Washington D.C. has reached a grim milestone of 200 homicides this year, marking the first time that the “symbolic threshold of deadly violence” has been crossed in the nation’s capital since 2003, according to The Washington Post.
This news comes as the spike in violent crime, which surged 30 percent in 2020, has begun to level off. In 2020, there were 7.8 homicides per 100,000 people, an increase from six homicides per 100,000 people in 2019, according to FBI crime statistics.
Most other categories of crime have continued to decline nationwide, underlining the warnings of some of the nation’s top criminologists to avoid “alarmism.”
But killings in the district have risen each year since 2017, when 116 deaths were recorded. Last year, the city counted 198 killings. Shootings, which spiked 48 percent last year, are down slightly in 2021. Crime involving juveniles is also up, police say, with 24 people age 17 and younger charged with murder in the past 22 months.
D.C. Police Chief Robert J. Contee III called reaching 200 homicides “very troubling,” noting “lives that matter in our city were unnecessarily taken away too soon,” as quoted by The Washington Post.
Mayor Muriel Bowser said in a message to residents last week, “Your safety is my number one priority,” as quoted by a local NBC Affiliate.
“We are throwing every resource at the rise in violent crime in DC, and we will keep pushing on all fronts until we see positive results,” Bowser concluded.
‘No Simple Explanation’ for Deadly Violence
Over many weeks, District Leaders have publicly shared that there’s “no simple explanation for the increase in deadly violence” but others have cited the proliferation of illegal firearms, and the presence of guns in minor disputes that turn deadly.
To that end, the local NBC Affiliate reports that the number of people shot in the District has been declining year over year — but Contee has said that the increased firepower from long guns and trigger switches have made the existing guns more deadly.
With some of the toughest gun laws, D.C. police have taken out more than 1,900 guns off the street just this year alone.
Others discussing the origins of the rise in violence continue to share how the pandemic has disrupted the justice system by emptying jails and rupturing public safety.
Following the news of the grim milestone, the D.C. police union attributed the crime spike to “changes in policing born out of the 2020 summer of social unrest, sparked by George Floyd’s death at the hands of a Minneapolis police officer.

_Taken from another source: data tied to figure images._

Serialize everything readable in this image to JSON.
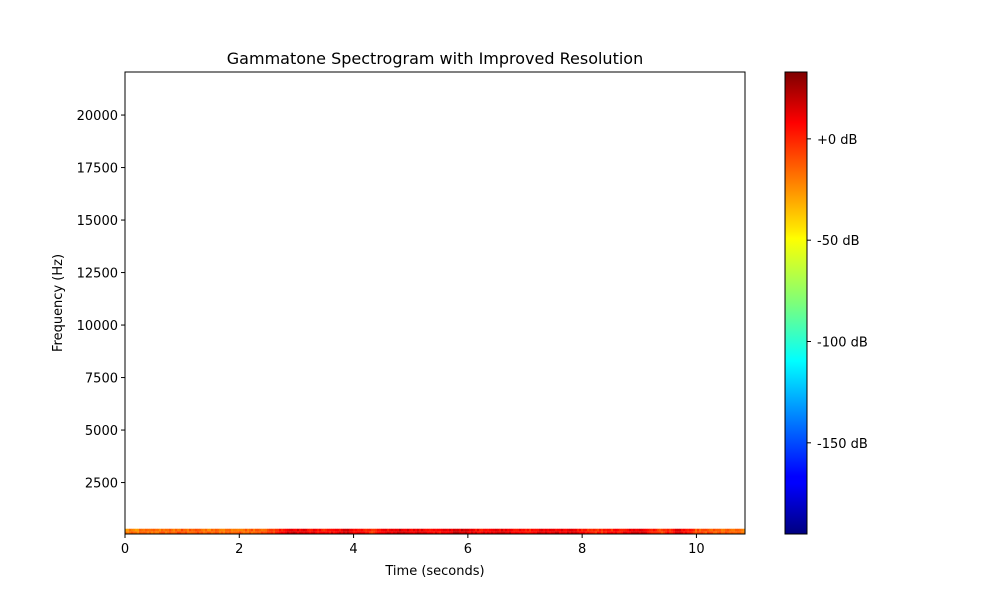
{
  "chart_data": {
    "type": "heatmap",
    "title": "Gammatone Spectrogram with Improved Resolution",
    "xlabel": "Time (seconds)",
    "ylabel": "Frequency (Hz)",
    "xlim": [
      0,
      10.85
    ],
    "ylim": [
      50,
      22050
    ],
    "x_ticks": [
      0,
      2,
      4,
      6,
      8,
      10
    ],
    "x_tick_labels": [
      "0",
      "2",
      "4",
      "6",
      "8",
      "10"
    ],
    "y_ticks": [
      2500,
      5000,
      7500,
      10000,
      12500,
      15000,
      17500,
      20000
    ],
    "y_tick_labels": [
      "2500",
      "5000",
      "7500",
      "10000",
      "12500",
      "15000",
      "17500",
      "20000"
    ],
    "band": {
      "freq_range_hz": [
        50,
        300
      ],
      "time_range_s": [
        0,
        10.85
      ],
      "intensity_db_profile": {
        "x": [
          0,
          0.5,
          1.0,
          1.5,
          2.0,
          2.5,
          2.9,
          3.2,
          3.5,
          3.9,
          4.3,
          4.8,
          5.1,
          5.5,
          5.8,
          6.2,
          6.7,
          7.0,
          7.4,
          7.8,
          8.2,
          8.6,
          9.0,
          9.4,
          9.7,
          10.0,
          10.4,
          10.85
        ],
        "db": [
          -22,
          -20,
          -14,
          -18,
          -16,
          -12,
          15,
          8,
          2,
          14,
          -5,
          16,
          10,
          4,
          18,
          6,
          14,
          0,
          12,
          10,
          -4,
          2,
          14,
          -8,
          12,
          -10,
          -16,
          -20
        ]
      }
    },
    "colorbar": {
      "colormap": "jet",
      "range_db": [
        -195,
        33
      ],
      "ticks": [
        0,
        -50,
        -100,
        -150
      ],
      "tick_labels": [
        "+0 dB",
        "-50 dB",
        "-100 dB",
        "-150 dB"
      ]
    },
    "grid": false
  }
}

Many of the protests last year resulted in smaller police departments and lower budgets, along with new rules that activists say are designed to curb police abuse of power — but critics say these changes have impeded crime fighting.
To that end, others chalk up the violence to human behavior.
In a recent interview, The Washington Post quotes the police chief, saying some people simply “don’t have empathy for another human being.” He cited several killings over seemingly trivial matters, including one of a woman gunned down in front of her family during an argument with a neighbor.
“What’s the issue?” Contee said. “What is it over at the end of the day? Where is our sense of humanity?”
Contee has pushed for more accountability in the criminal justice system in dealing with people his officers arrest, especially those charged in gun crimes.